Alongside yesterday’s announcement from DECC of the extension for RHPP was the launch of a consultation on their proposals to introduce an interim cost control mechanism for the RHI budget, pending the setting up of a more structured measure in the future.
This proposes to simply suspend the scheme should the current year budget be spent and represents a return to the style of operation that destroyed the Low Carbon Building Programme (LCBP) grant funding mechanism that the RHI and FiTs was designed to replace. One of the options under consideration is for the scheme to be closed down with no notice period at all.
Can DECC really be serious about this? Just check that April 1st hasn’t come early.
But just maybe it isn’t anything to really worry about. If you look at the budget versus actual figures so far (included in the consultation document) then the RHI is not proving to be attractive in the non-domestic sector.
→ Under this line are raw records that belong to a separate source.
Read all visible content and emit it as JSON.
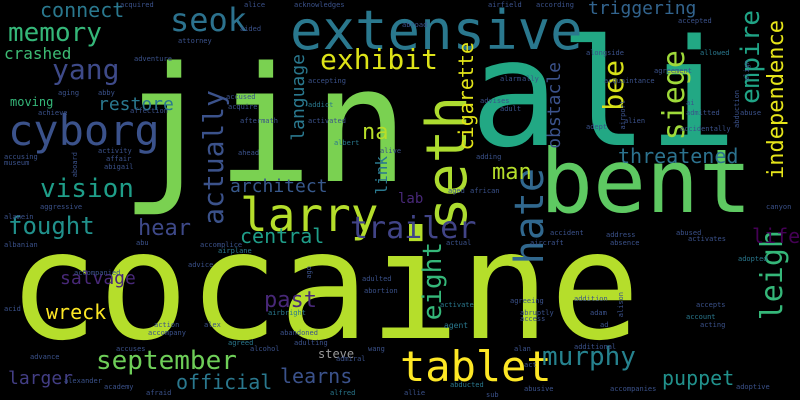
{
  "background": "#000000",
  "words": [
    {
      "text": "cocaine",
      "color": "#b5de2b",
      "vertical": false
    },
    {
      "text": "jin",
      "color": "#7ad151",
      "vertical": false
    },
    {
      "text": "ali",
      "color": "#22a884",
      "vertical": false
    },
    {
      "text": "bent",
      "color": "#5ec962",
      "vertical": false
    },
    {
      "text": "extensive",
      "color": "#2a788e",
      "vertical": false
    },
    {
      "text": "cyborg",
      "color": "#3b528b",
      "vertical": false
    },
    {
      "text": "seth",
      "color": "#addc30",
      "vertical": true
    },
    {
      "text": "larry",
      "color": "#b5de2b",
      "vertical": false
    },
    {
      "text": "tablet",
      "color": "#fde725",
      "vertical": false
    },
    {
      "text": "trailer",
      "color": "#414487",
      "vertical": false
    },
    {
      "text": "hate",
      "color": "#31688e",
      "vertical": true
    },
    {
      "text": "seok",
      "color": "#2c728e",
      "vertical": false
    },
    {
      "text": "memory",
      "color": "#35b779",
      "vertical": false
    },
    {
      "text": "yang",
      "color": "#3e4a89",
      "vertical": false
    },
    {
      "text": "exhibit",
      "color": "#dde318",
      "vertical": false
    },
    {
      "text": "connect",
      "color": "#2a788e",
      "vertical": false
    },
    {
      "text": "actually",
      "color": "#3b528b",
      "vertical": true
    },
    {
      "text": "vision",
      "color": "#1f9e89",
      "vertical": false
    },
    {
      "text": "fought",
      "color": "#21918c",
      "vertical": false
    },
    {
      "text": "leigh",
      "color": "#35b779",
      "vertical": true
    },
    {
      "text": "murphy",
      "color": "#26828e",
      "vertical": false
    },
    {
      "text": "september",
      "color": "#6ece58",
      "vertical": false
    },
    {
      "text": "empire",
      "color": "#20a486",
      "vertical": true
    },
    {
      "text": "siege",
      "color": "#9fda3a",
      "vertical": true
    },
    {
      "text": "bee",
      "color": "#d8e219",
      "vertical": true
    },
    {
      "text": "eight",
      "color": "#35b779",
      "vertical": true
    },
    {
      "text": "man",
      "color": "#b5de2b",
      "vertical": false
    },
    {
      "text": "past",
      "color": "#482878",
      "vertical": false
    },
    {
      "text": "hear",
      "color": "#3e4989",
      "vertical": false
    },
    {
      "text": "na",
      "color": "#b8de29",
      "vertical": false
    },
    {
      "text": "central",
      "color": "#1f9e89",
      "vertical": false
    },
    {
      "text": "architect",
      "color": "#38598c",
      "vertical": false
    },
    {
      "text": "threatened",
      "color": "#2c728e",
      "vertical": false
    },
    {
      "text": "independence",
      "color": "#e5e419",
      "vertical": true
    },
    {
      "text": "language",
      "color": "#2a788e",
      "vertical": true
    },
    {
      "text": "cigarette",
      "color": "#e2e418",
      "vertical": true
    },
    {
      "text": "obstacle",
      "color": "#3b528b",
      "vertical": true
    },
    {
      "text": "life",
      "color": "#440154",
      "vertical": false
    },
    {
      "text": "triggering",
      "color": "#32648e",
      "vertical": false
    },
    {
      "text": "puppet",
      "color": "#21918c",
      "vertical": false
    },
    {
      "text": "official",
      "color": "#2a788e",
      "vertical": false
    },
    {
      "text": "learns",
      "color": "#3b528b",
      "vertical": false
    },
    {
      "text": "larger",
      "color": "#433e85",
      "vertical": false
    },
    {
      "text": "restore",
      "color": "#2a788e",
      "vertical": false
    },
    {
      "text": "salvage",
      "color": "#482878",
      "vertical": false
    },
    {
      "text": "wreck",
      "color": "#fde725",
      "vertical": false
    },
    {
      "text": "crashed",
      "color": "#3dbc74",
      "vertical": false
    },
    {
      "text": "link",
      "color": "#2a788e",
      "vertical": true
    },
    {
      "text": "lab",
      "color": "#482878",
      "vertical": false
    },
    {
      "text": "moving",
      "color": "#35b779",
      "vertical": false
    },
    {
      "text": "steve",
      "color": "#9b9b9b",
      "vertical": false
    },
    {
      "text": "agent",
      "color": "#2a788e",
      "vertical": false
    },
    {
      "text": "aided",
      "color": "#3b528b",
      "vertical": false
    },
    {
      "text": "acquired",
      "color": "#3b528b",
      "vertical": false
    },
    {
      "text": "advice",
      "color": "#3b528b",
      "vertical": false
    },
    {
      "text": "airplane",
      "color": "#2a788e",
      "vertical": false
    },
    {
      "text": "accompanied",
      "color": "#3b528b",
      "vertical": false
    },
    {
      "text": "acting",
      "color": "#3b528b",
      "vertical": false
    },
    {
      "text": "adopted",
      "color": "#2a788e",
      "vertical": false
    },
    {
      "text": "canyon",
      "color": "#3b528b",
      "vertical": false
    },
    {
      "text": "activates",
      "color": "#3b528b",
      "vertical": false
    },
    {
      "text": "account",
      "color": "#2a788e",
      "vertical": false
    },
    {
      "text": "accepts",
      "color": "#3b528b",
      "vertical": false
    },
    {
      "text": "adoptive",
      "color": "#3b528b",
      "vertical": false
    },
    {
      "text": "accompanies",
      "color": "#3b528b",
      "vertical": false
    },
    {
      "text": "abusive",
      "color": "#3b528b",
      "vertical": false
    },
    {
      "text": "abducted",
      "color": "#2a788e",
      "vertical": false
    },
    {
      "text": "afraid",
      "color": "#3b528b",
      "vertical": false
    },
    {
      "text": "academy",
      "color": "#3b528b",
      "vertical": false
    },
    {
      "text": "alfred",
      "color": "#2a788e",
      "vertical": false
    },
    {
      "text": "advance",
      "color": "#3b528b",
      "vertical": false
    },
    {
      "text": "alcohol",
      "color": "#3b528b",
      "vertical": false
    },
    {
      "text": "accuses",
      "color": "#3b528b",
      "vertical": false
    },
    {
      "text": "agreed",
      "color": "#2a788e",
      "vertical": false
    },
    {
      "text": "admiral",
      "color": "#3b528b",
      "vertical": false
    },
    {
      "text": "alan",
      "color": "#3b528b",
      "vertical": false
    },
    {
      "text": "abandoned",
      "color": "#3b528b",
      "vertical": false
    },
    {
      "text": "airbright",
      "color": "#2a788e",
      "vertical": false
    },
    {
      "text": "adulted",
      "color": "#3b528b",
      "vertical": false
    },
    {
      "text": "abortion",
      "color": "#3b528b",
      "vertical": false
    },
    {
      "text": "activate",
      "color": "#2a788e",
      "vertical": false
    },
    {
      "text": "alison",
      "color": "#3b528b",
      "vertical": true
    },
    {
      "text": "accused",
      "color": "#3b528b",
      "vertical": false
    },
    {
      "text": "acquire",
      "color": "#3b528b",
      "vertical": false
    },
    {
      "text": "aftermath",
      "color": "#3b528b",
      "vertical": false
    },
    {
      "text": "addict",
      "color": "#2a788e",
      "vertical": false
    },
    {
      "text": "accepting",
      "color": "#3b528b",
      "vertical": false
    },
    {
      "text": "activated",
      "color": "#3b528b",
      "vertical": false
    },
    {
      "text": "alive",
      "color": "#3b528b",
      "vertical": false
    },
    {
      "text": "albert",
      "color": "#2a788e",
      "vertical": false
    },
    {
      "text": "advises",
      "color": "#3b528b",
      "vertical": false
    },
    {
      "text": "acquaintance",
      "color": "#3b528b",
      "vertical": false
    },
    {
      "text": "agreement",
      "color": "#3b528b",
      "vertical": false
    },
    {
      "text": "accepted",
      "color": "#3b528b",
      "vertical": false
    },
    {
      "text": "allowed",
      "color": "#2a788e",
      "vertical": false
    },
    {
      "text": "according",
      "color": "#3b528b",
      "vertical": false
    },
    {
      "text": "airfield",
      "color": "#3b528b",
      "vertical": false
    },
    {
      "text": "acknowledges",
      "color": "#3b528b",
      "vertical": false
    },
    {
      "text": "alice",
      "color": "#3b528b",
      "vertical": false
    },
    {
      "text": "adventure",
      "color": "#3b528b",
      "vertical": false
    },
    {
      "text": "affection",
      "color": "#3b528b",
      "vertical": false
    },
    {
      "text": "abby",
      "color": "#3b528b",
      "vertical": false
    },
    {
      "text": "aging",
      "color": "#3b528b",
      "vertical": false
    },
    {
      "text": "achieve",
      "color": "#3b528b",
      "vertical": false
    },
    {
      "text": "accusing",
      "color": "#3b528b",
      "vertical": false
    },
    {
      "text": "activity",
      "color": "#3b528b",
      "vertical": false
    },
    {
      "text": "affair",
      "color": "#3b528b",
      "vertical": false
    },
    {
      "text": "abigail",
      "color": "#3b528b",
      "vertical": false
    },
    {
      "text": "aggressive",
      "color": "#3b528b",
      "vertical": false
    },
    {
      "text": "alamein",
      "color": "#3b528b",
      "vertical": false
    },
    {
      "text": "aboard",
      "color": "#3b528b",
      "vertical": true
    },
    {
      "text": "attorney",
      "color": "#3b528b",
      "vertical": false
    },
    {
      "text": "adding",
      "color": "#3b528b",
      "vertical": false
    },
    {
      "text": "ahead",
      "color": "#3b528b",
      "vertical": false
    },
    {
      "text": "accomplice",
      "color": "#3b528b",
      "vertical": false
    },
    {
      "text": "abroad",
      "color": "#3b528b",
      "vertical": false
    },
    {
      "text": "aged",
      "color": "#3b528b",
      "vertical": false
    },
    {
      "text": "african",
      "color": "#3b528b",
      "vertical": false
    },
    {
      "text": "accident",
      "color": "#3b528b",
      "vertical": false
    },
    {
      "text": "abused",
      "color": "#3b528b",
      "vertical": false
    },
    {
      "text": "actual",
      "color": "#3b528b",
      "vertical": false
    },
    {
      "text": "aircraft",
      "color": "#3b528b",
      "vertical": false
    },
    {
      "text": "absence",
      "color": "#3b528b",
      "vertical": false
    },
    {
      "text": "address",
      "color": "#3b528b",
      "vertical": false
    },
    {
      "text": "abruptly",
      "color": "#3b528b",
      "vertical": false
    },
    {
      "text": "agreeing",
      "color": "#3b528b",
      "vertical": false
    },
    {
      "text": "access",
      "color": "#3b528b",
      "vertical": false
    },
    {
      "text": "addition",
      "color": "#3b528b",
      "vertical": false
    },
    {
      "text": "adam",
      "color": "#3b528b",
      "vertical": false
    },
    {
      "text": "ad",
      "color": "#3b528b",
      "vertical": false
    },
    {
      "text": "additional",
      "color": "#3b528b",
      "vertical": false
    },
    {
      "text": "act",
      "color": "#3b528b",
      "vertical": false
    },
    {
      "text": "alex",
      "color": "#3b528b",
      "vertical": false
    },
    {
      "text": "action",
      "color": "#3b528b",
      "vertical": false
    },
    {
      "text": "accompany",
      "color": "#3b528b",
      "vertical": false
    },
    {
      "text": "ally",
      "color": "#3b528b",
      "vertical": false
    },
    {
      "text": "alarm",
      "color": "#3b528b",
      "vertical": false
    },
    {
      "text": "adult",
      "color": "#3b528b",
      "vertical": false
    },
    {
      "text": "alongside",
      "color": "#3b528b",
      "vertical": false
    },
    {
      "text": "abuse",
      "color": "#3b528b",
      "vertical": false
    },
    {
      "text": "abduction",
      "color": "#3b528b",
      "vertical": true
    },
    {
      "text": "accidentally",
      "color": "#3b528b",
      "vertical": false
    },
    {
      "text": "adept",
      "color": "#3b528b",
      "vertical": false
    },
    {
      "text": "airport",
      "color": "#3b528b",
      "vertical": true
    },
    {
      "text": "ai",
      "color": "#3b528b",
      "vertical": false
    },
    {
      "text": "align",
      "color": "#3b528b",
      "vertical": true
    },
    {
      "text": "alien",
      "color": "#3b528b",
      "vertical": false
    },
    {
      "text": "admitted",
      "color": "#3b528b",
      "vertical": false
    },
    {
      "text": "abu",
      "color": "#3b528b",
      "vertical": false
    },
    {
      "text": "ago",
      "color": "#3b528b",
      "vertical": true
    },
    {
      "text": "wang",
      "color": "#3b528b",
      "vertical": false
    },
    {
      "text": "sub",
      "color": "#3b528b",
      "vertical": false
    },
    {
      "text": "acid",
      "color": "#3b528b",
      "vertical": false
    },
    {
      "text": "alexander",
      "color": "#3b528b",
      "vertical": false
    },
    {
      "text": "adulting",
      "color": "#3b528b",
      "vertical": false
    },
    {
      "text": "allie",
      "color": "#3b528b",
      "vertical": false
    },
    {
      "text": "museum",
      "color": "#3b528b",
      "vertical": false
    },
    {
      "text": "albanian",
      "color": "#3b528b",
      "vertical": false
    }
  ]
}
Financial year Budget (£m) 2011/12 56 2012/13 133 2013/14 251 2014/15 424 Total 864
This includes the £15 million allocated to RHPP in the present year and the announced £25 million for the coming year. The actual spend in the current year is less than £5 million representing a total underspend of £51 million and DECC are predicting a total spend in the coming year of only £55 million against the budgeted £133 million – another underspend of some £78 million.
The only problem here is that if a budget is underspent in any financial year then that money disappears and is lost from the RHI budget as there is no carry-forward of unspent cash.
So in its first two years the RHI will have underspent a total of £129 million. Not exactly a major success story and if this was to continue then the budget control mechanism would never actually be used.